Die Senatsjustizverwaltung hatte das Prüfergebnis zunächst geheim gehalten. Die FDP setzte nach mehreren Anläufen mit Berufung auf das Informationsfreiheitsgesetz durch, dass sie das 30-seitige Ergebnis erhielt.

Die Juristen der Senatorin schrieben im Juli, die Frage der kriminellen Vereinigung hinge „maßgeblich davon ab, ob von den begangenen oder geplanten Straftaten der Vereinigung eine erhebliche Gefährdung der öffentlichen Sicherheit“ ausgehe. Das könne man in Berlin durchaus anders bewerten als in Bayern und Brandenburg, das sei wegen der anderen Sachverhalte „rechtlich vertretbar“.

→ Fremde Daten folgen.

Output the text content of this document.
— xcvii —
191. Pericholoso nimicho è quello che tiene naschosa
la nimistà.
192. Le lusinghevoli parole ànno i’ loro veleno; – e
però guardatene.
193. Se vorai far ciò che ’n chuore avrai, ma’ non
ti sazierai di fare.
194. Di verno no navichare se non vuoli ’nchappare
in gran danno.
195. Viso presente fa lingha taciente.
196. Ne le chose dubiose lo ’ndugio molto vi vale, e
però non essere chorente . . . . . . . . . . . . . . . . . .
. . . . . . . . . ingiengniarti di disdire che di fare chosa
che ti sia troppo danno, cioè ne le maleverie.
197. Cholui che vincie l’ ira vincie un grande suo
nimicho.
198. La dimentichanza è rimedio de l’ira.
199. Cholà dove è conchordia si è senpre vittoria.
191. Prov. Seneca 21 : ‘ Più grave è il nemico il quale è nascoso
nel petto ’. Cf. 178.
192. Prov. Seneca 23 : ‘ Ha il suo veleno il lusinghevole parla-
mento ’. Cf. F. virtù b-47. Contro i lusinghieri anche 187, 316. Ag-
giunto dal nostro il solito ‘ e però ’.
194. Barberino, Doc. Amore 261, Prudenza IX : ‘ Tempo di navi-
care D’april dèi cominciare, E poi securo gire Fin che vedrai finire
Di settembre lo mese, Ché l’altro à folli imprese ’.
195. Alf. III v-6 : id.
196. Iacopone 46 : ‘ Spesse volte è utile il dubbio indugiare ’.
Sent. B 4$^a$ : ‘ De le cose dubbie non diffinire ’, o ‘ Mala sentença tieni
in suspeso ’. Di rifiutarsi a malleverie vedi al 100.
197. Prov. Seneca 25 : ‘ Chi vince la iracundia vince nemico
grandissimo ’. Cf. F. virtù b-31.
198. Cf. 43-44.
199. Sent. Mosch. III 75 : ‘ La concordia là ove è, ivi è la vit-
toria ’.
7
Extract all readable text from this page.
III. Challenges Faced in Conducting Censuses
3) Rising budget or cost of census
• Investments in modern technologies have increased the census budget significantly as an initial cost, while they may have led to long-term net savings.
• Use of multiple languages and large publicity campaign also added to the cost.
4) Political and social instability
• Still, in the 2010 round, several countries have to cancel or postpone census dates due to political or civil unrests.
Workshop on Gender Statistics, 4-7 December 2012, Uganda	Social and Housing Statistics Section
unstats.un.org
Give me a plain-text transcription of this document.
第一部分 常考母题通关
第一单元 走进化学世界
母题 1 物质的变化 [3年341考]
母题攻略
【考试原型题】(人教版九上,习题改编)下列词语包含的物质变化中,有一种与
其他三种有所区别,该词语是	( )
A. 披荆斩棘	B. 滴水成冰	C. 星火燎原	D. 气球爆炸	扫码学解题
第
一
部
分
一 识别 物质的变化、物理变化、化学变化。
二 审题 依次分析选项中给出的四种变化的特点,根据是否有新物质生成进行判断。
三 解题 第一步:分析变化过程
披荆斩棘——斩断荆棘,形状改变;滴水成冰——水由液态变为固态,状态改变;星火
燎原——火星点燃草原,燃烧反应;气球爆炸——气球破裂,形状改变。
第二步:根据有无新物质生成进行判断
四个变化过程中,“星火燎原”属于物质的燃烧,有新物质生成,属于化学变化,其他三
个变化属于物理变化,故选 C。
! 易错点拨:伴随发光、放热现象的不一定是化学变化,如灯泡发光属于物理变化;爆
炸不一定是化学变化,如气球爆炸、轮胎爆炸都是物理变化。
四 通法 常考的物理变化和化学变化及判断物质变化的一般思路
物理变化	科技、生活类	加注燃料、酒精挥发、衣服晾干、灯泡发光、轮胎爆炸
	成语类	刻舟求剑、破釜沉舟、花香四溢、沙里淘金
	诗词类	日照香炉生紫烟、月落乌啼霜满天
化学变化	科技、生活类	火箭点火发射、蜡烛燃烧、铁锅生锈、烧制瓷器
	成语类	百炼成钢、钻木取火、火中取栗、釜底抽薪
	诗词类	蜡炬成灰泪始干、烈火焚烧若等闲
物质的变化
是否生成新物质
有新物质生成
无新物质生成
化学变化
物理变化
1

Zugleich kritisierten die Berliner Juristen die Kollegen: „Die Entscheidung des Landgerichts Potsdam erscheint jedoch mangels erkennbare Tatbestandsprüfung und geringer Begründungstiefe nicht überzeugend.“ Die Entscheidung aus München erscheine hingegen trotz Vorbehalten vertretbar. Daher gebe es für einige Merkmale des Verdachts „konkrete Anhaltspunkte, bei anderen bestehen eher Zweifel“.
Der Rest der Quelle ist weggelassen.